Lyssa swallowed a lump in her throat and dropped Bex's hands.
"I see," Lyssa said.
"I would never get to do a lot of things. Never have kids, never get my first grey hair, or complain to my sister about our aching bones. Never get to have my first beer or go on some crazy spring break party in college with all my friends. Never get to celebrate getting older on my birthday. Don't you see, I want all of those things. I want to grow up, I want to grow old and experience every bit of life."
"Then maybe we should end this now before things get even more complicated," Lyssa said.
There was a long moment of silence.
"Are you breaking up with me?" Bex asked.
"It feels like you are the one breaking up with me." Lyssa forced a laugh.
"Lyssa I love you."
"But you love life more, not that I could blame you. I would give anything to trade places with you."
"Don't leave me."
"Would you ever consider turning for me?" Lyssa's voice was small and unsure. Lyssa herself took a few steps away from Bex and wrapped her arms around herself as a way to try and shield herself from the pain she was feeling.
"I don't know," Bex said honestly.
"That's not an answer"
"Lyssa I don't—"
"It's a yes or no! Would you ever want to spend forever with me? Could you ever give it up?"
Bex opened her mouth but nothing came out.
Lyssa turned away from her, Bex didn't need to say it out loud. Lyssa could hear her thoughts and the answer was clear, no.

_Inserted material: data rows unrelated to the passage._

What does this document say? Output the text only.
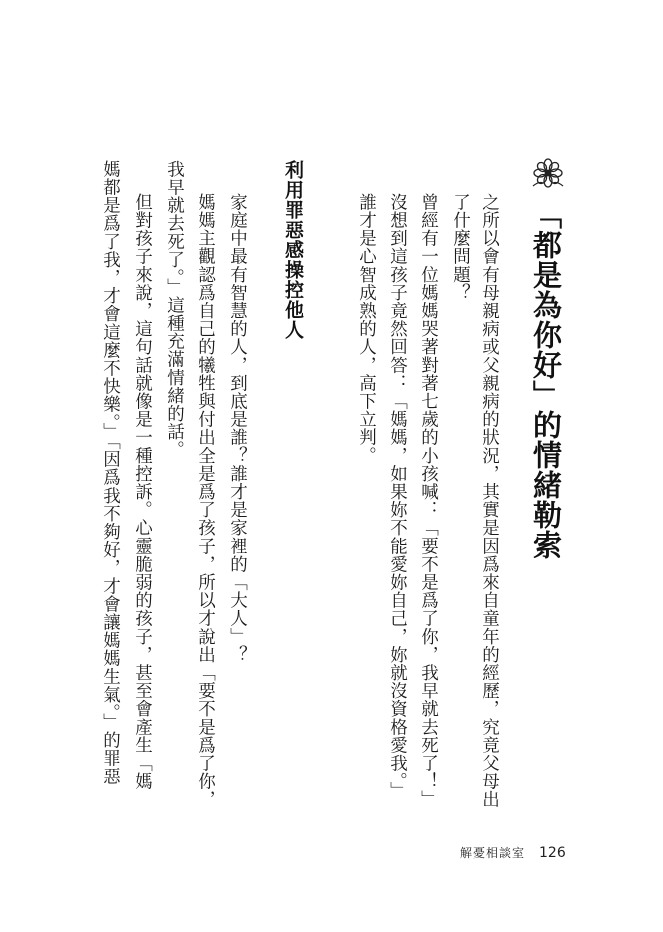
「都是為你好」的情緒勒索
之所以會有母親病或父親病的狀況，其實是因爲來自童年的經歷，究竟父母出
了什麼問題？
曾經有一位媽媽哭著對著七歲的小孩喊：「要不是爲了你，我早就去死了！」
沒想到這孩子竟然回答：「媽媽，如果妳不能愛妳自己，妳就沒資格愛我。」
誰才是心智成熟的人，高下立判。
利用罪惡感操控他人
家庭中最有智慧的人，到底是誰？誰才是家裡的「大人」？
媽媽主觀認爲自己的犧牲與付出全是爲了孩子，所以才說出「要不是爲了你，
我早就去死了。」這種充滿情緒的話。
但對孩子來說，這句話就像是一種控訴。心靈脆弱的孩子，甚至會產生「媽
媽都是爲了我，才會這麼不快樂。」「因爲我不夠好，才會讓媽媽生氣。」的罪惡
解憂相談室 126
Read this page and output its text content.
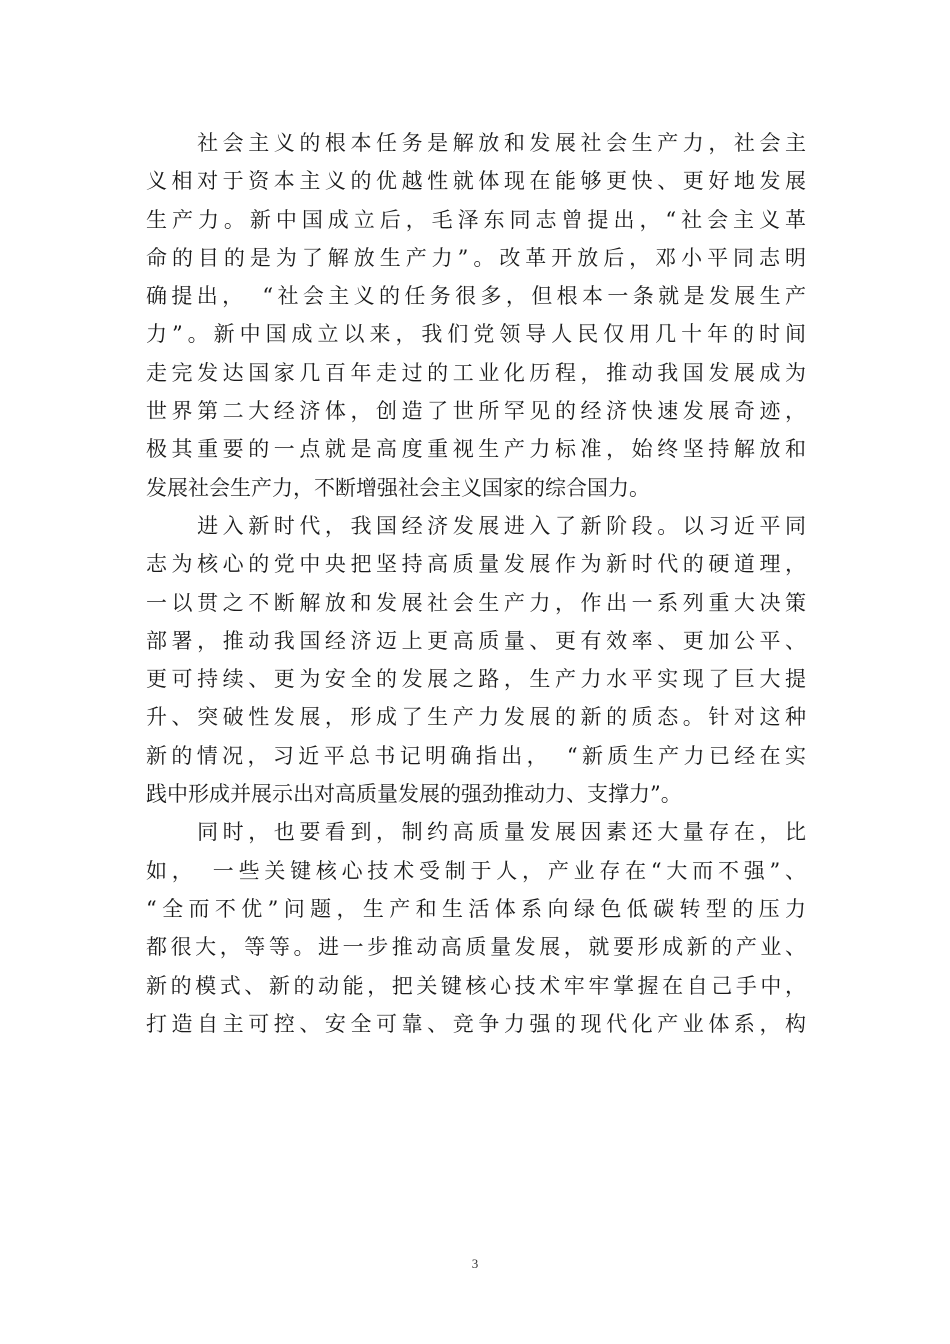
　　社会主义的根本任务是解放和发展社会生产力，社会主
义相对于资本主义的优越性就体现在能够更快、更好地发展
生产力。新中国成立后，毛泽东同志曾提出，“社会主义革
命的目的是为了解放生产力”。改革开放后，邓小平同志明
确提出，　“社会主义的任务很多，但根本一条就是发展生产
力”。新中国成立以来，我们党领导人民仅用几十年的时间
走完发达国家几百年走过的工业化历程，推动我国发展成为
世界第二大经济体，创造了世所罕见的经济快速发展奇迹，
极其重要的一点就是高度重视生产力标准，始终坚持解放和
发展社会生产力，不断增强社会主义国家的综合国力。
　　进入新时代，我国经济发展进入了新阶段。以习近平同
志为核心的党中央把坚持高质量发展作为新时代的硬道理，
一以贯之不断解放和发展社会生产力，作出一系列重大决策
部署，推动我国经济迈上更高质量、更有效率、更加公平、
更可持续、更为安全的发展之路，生产力水平实现了巨大提
升、突破性发展，形成了生产力发展的新的质态。针对这种
新的情况，习近平总书记明确指出，　“新质生产力已经在实
践中形成并展示出对高质量发展的强劲推动力、支撑力”。
　　同时，也要看到，制约高质量发展因素还大量存在，比
如，　一些关键核心技术受制于人，产业存在“大而不强”、
“全而不优”问题，生产和生活体系向绿色低碳转型的压力
都很大，等等。进一步推动高质量发展，就要形成新的产业、
新的模式、新的动能，把关键核心技术牢牢掌握在自己手中，
打造自主可控、安全可靠、竞争力强的现代化产业体系，构
3
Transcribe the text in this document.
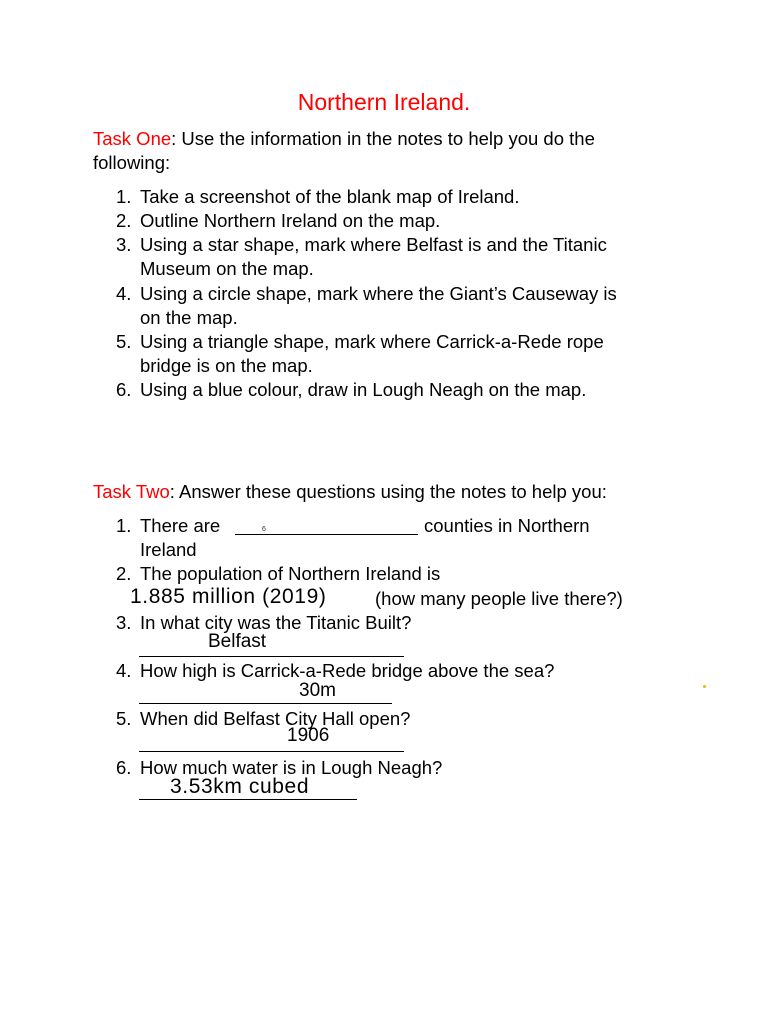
Northern Ireland.
Task One: Use the information in the notes to help you do the
following:
1. Take a screenshot of the blank map of Ireland.
2. Outline Northern Ireland on the map.
3. Using a star shape, mark where Belfast is and the Titanic
Museum on the map.
4. Using a circle shape, mark where the Giant’s Causeway is
on the map.
5. Using a triangle shape, mark where Carrick-a-Rede rope
bridge is on the map.
6. Using a blue colour, draw in Lough Neagh on the map.
Task Two: Answer these questions using the notes to help you:
1. There are	6	counties in Northern
Ireland
2. The population of Northern Ireland is
1.885 million (2019)	(how many people live there?)
3. In what city was the Titanic Built?
Belfast
4. How high is Carrick-a-Rede bridge above the sea?
30m
5. When did Belfast City Hall open?
1906
6. How much water is in Lough Neagh?
3.53km cubed
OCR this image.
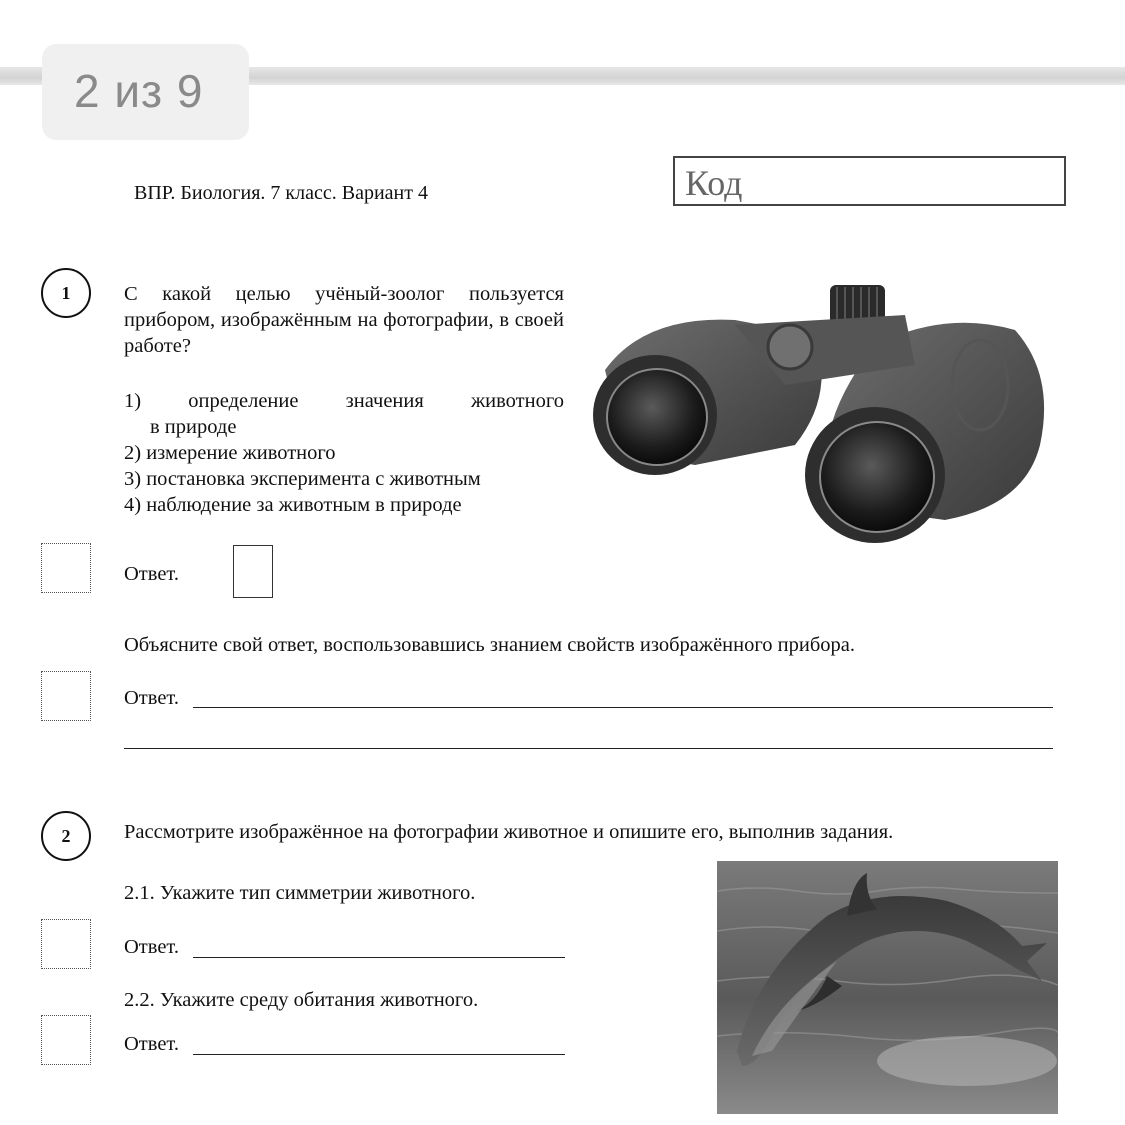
2 из 9
ВПР. Биология. 7 класс. Вариант 4	Код
1	С какой целью учёный-зоолог пользуется прибором, изображённым на фотографии, в своей работе?
1) определение значения животного
в природе
2) измерение животного
3) постановка эксперимента с животным
4) наблюдение за животным в природе
Ответ.
Объясните свой ответ, воспользовавшись знанием свойств изображённого прибора.
Ответ.
2	Рассмотрите изображённое на фотографии животное и опишите его, выполнив задания.
2.1. Укажите тип симметрии животного.
Ответ.
2.2. Укажите среду обитания животного.
Ответ.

Bex wanted to live more than she wanted to be with Lyssa.
"Lyssa..."
"This is over. I'm breaking up with you. We can be friends and will continue to be bonded, but that is it. I will find the answers you need, but for now. I need space."
"Okay." Bex closed her eyes tighter and tried to hold back her tears but she failed.
She quickly moved to put some pants on and watched as Lyssa did the same. They shared an uneasy look before Lyssa scooped her up in her arms and rushed Bex back home.
"Goodbye, my love. I will need a few days but promise to resume normal behavior after that. We can still be friends."
"I'd like that." Bex forced a smile.
"Get some rest, I will try and find you the answers as to why your dreams contain my memories. If you need me, you need only think of me. And I'll be here."
Bex nodded.
Lyssa kissed her softly on the forehead and then sped away.
Bex felt sick to her stomach. She didn't want to break up with Lyssa. She didn't want to end what she had, but she had no choice. The thought of her and Lyssa never being together again made her woozy. She stumbled up the steps to her house and walked in.
"There you are, where did you go? I went up to your room but you were gone!" Her mom said.
Bex held herself, trying to keep it together for her parents. But her lip trembled and her knees felt weak. Tears silently streamed down her cheeks at a steady pace, not to mention it just felt harder to breathe in general.
"What happened?" her mom ran to her.
Bex whimpered before thrusting herself into her mother's arms. Her mom yelped in surprise and quickly engulfed her daughter in a hug.
Bex let out gurgled cries that could only be described as the sound of someone's heart actually breaking. They were soft, broken, pain-filled cries. Bex's whole body trembled now. She had never felt pain like the one she was feeling now. Not even when Lyssa had run away from her. This was different, this felt more permanent. She had a feeling what had just been done, could not be easily undone.
It was over.
Lyssa had officially dumped her.
If there was one thing Bex never accounted for, it was how much this would actually hurt.